After a new set of tools had been assembled and Dr B bent down to inspect the tooth, I raised my hand. She looked at me, I smiled, she smiled back, and explained: “There’s a hard layer of bone around the tooth that I’ll have to cut before I can extract the tooth.” I nodded in satisfaction. The nurse swiftly introduced a suction pipe and began to drip saline solution from a needle onto the tooth, Dr B planted wads of cotton in my cheek and placed a bite my teeth on the left, and we got started again – this time, with a drill called Bone Cutter (by everyone). As it raged against my tooth with noises like R2D2 was being tortured, it felt like the industrial revolution was happening inside my skull, replete with the Kafkaesque style of oppression.

At the end of two hours, my tooth had been chipped into four pieces, each then scraped-and-plucked out in a bloody mess. I don’t know if I was billed for the gloves but I knew they had been changed thrice. Dr B’s hands were trembling as she sutured the wound. Once she was done, her colleague patted her on the back with a triumphant smile. “Well done,” she said, “you handled the case very well.” The case wasn’t pleased to hear this but was glad that it was over all the same.
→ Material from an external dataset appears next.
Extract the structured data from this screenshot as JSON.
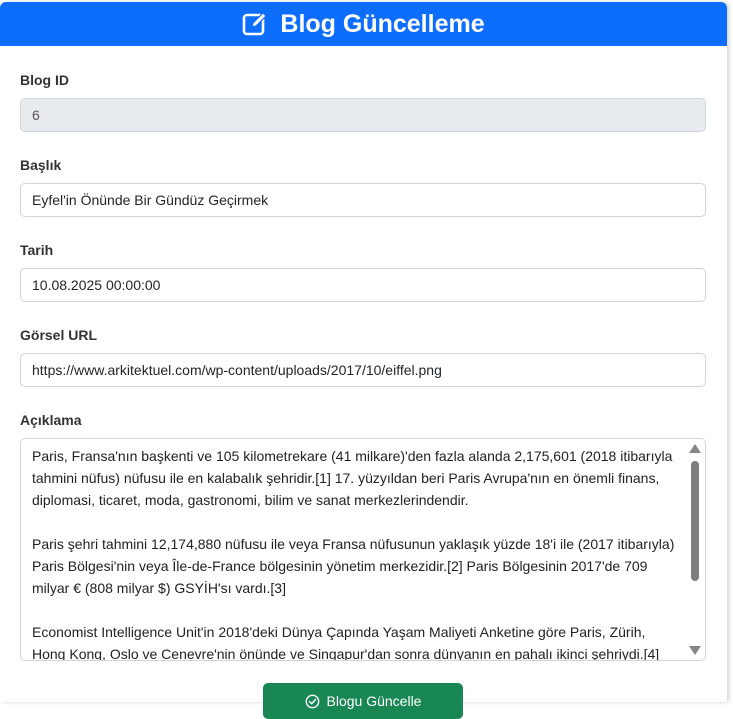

Doctor-to-patient communication plays an important role in reminding physicians that their wards are people just like themselves. When it isn’t there, it signals that the doctor doesn’t think the patient needs to know. This in turn makes it harder for people to make decisions, and more generally retain their sense of agency because they don’t have the information necessary to act rationally (from the doctor’s POV). Another way this problem reared its head today was in the form of pain. Most of the time, Dr B would heed my raised hand and pause for a minute or so, but every now and then, when she was nearing the end of a step of action, my raised hand would only draw a “Just hang in there”. So the trauma from 15 years ago hangs in there, too.

The silver lining is that I will likely not have to undergo this hell again.